Ia menambahkan, modernisasi peralatan tersebut juga selaras dengan agenda transformasi Pelindo yang mendorong pemanfaatan teknologi dan inovasi guna meningkatkan kualitas layanan kepelabuhanan.

“Sejalan dengan transformasi Pelindo, kami akan terus mendorong penerapan teknologi dan inovasi untuk meningkatkan produktivitas, efisiensi, keselamatan, serta kualitas layanan terminal,” tambahnya.

E-RTG yang baru memiliki kapasitas angkat hingga 40 ton dengan kemampuan penumpukan peti kemas 1 over 6 containers.
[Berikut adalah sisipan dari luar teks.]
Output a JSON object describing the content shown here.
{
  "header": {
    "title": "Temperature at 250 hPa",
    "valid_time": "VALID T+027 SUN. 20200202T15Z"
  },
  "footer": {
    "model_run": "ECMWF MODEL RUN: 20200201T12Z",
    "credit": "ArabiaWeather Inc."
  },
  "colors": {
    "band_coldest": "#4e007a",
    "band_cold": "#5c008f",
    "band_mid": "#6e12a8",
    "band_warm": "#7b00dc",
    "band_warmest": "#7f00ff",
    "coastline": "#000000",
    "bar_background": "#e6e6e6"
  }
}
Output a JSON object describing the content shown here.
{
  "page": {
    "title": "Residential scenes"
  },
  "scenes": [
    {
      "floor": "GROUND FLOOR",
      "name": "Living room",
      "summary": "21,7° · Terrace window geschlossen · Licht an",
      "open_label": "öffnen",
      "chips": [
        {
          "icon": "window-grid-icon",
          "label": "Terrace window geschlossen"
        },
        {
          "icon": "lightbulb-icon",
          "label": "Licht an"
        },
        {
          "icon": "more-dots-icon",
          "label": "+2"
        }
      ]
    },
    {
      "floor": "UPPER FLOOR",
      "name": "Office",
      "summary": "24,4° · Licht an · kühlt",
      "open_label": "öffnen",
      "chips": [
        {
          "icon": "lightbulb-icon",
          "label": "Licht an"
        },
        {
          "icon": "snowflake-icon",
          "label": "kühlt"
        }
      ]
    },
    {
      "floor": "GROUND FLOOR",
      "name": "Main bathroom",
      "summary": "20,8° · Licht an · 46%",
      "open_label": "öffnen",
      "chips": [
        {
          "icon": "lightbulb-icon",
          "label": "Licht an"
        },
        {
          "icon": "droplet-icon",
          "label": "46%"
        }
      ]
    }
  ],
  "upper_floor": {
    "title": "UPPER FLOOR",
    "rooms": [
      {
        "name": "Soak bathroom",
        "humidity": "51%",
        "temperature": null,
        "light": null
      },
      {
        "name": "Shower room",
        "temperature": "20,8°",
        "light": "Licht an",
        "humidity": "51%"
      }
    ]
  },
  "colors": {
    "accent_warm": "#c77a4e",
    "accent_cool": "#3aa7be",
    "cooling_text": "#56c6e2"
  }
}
Peralatan ini akan memperkuat kapasitas penanganan peti kemas di lapangan penumpukan TPK Nilam setelah seluruh tahapan instalasi, pengujian, dan commissioning selesai dilaksanakan.

Sementara itu, Terminal Head TPK Nilam, Retno Pujianto, menyampaikan bahwa penambahan E-RTG akan memberikan dampak signifikan terhadap peningkatan produktivitas operasional sekaligus kualitas pelayanan kepada pelanggan.

“Kehadiran E-RTG ini akan semakin memperkuat kapasitas layanan Terminal Petikemas Nilam, khususnya dalam mendukung produktivitas di lapangan penumpukan. Setelah proses pembongkaran, instalasi, pengujian, dan commissioning selesai, alat ini ditargetkan mulai beroperasi pada awal Oktober 2026 sehingga dapat memberikan pelayanan yang semakin cepat, aman, efisien, dan andal bagi seluruh pengguna jasa,” kata Retno.

Melalui modernisasi infrastruktur dan pemanfaatan teknologi ramah lingkungan, PT Terminal Teluk Lamong terus mempertegas komitmennya dalam menghadirkan layanan kepelabuhanan yang unggul. Perusahaan juga terus mengedepankan peningkatan produktivitas, keselamatan dan kesehatan kerja (K3), digitalisasi layanan, serta inovasi berkelanjutan guna mendukung terwujudnya ekosistem logistik nasional yang semakin efisien, kompetitif, dan berdaya saing.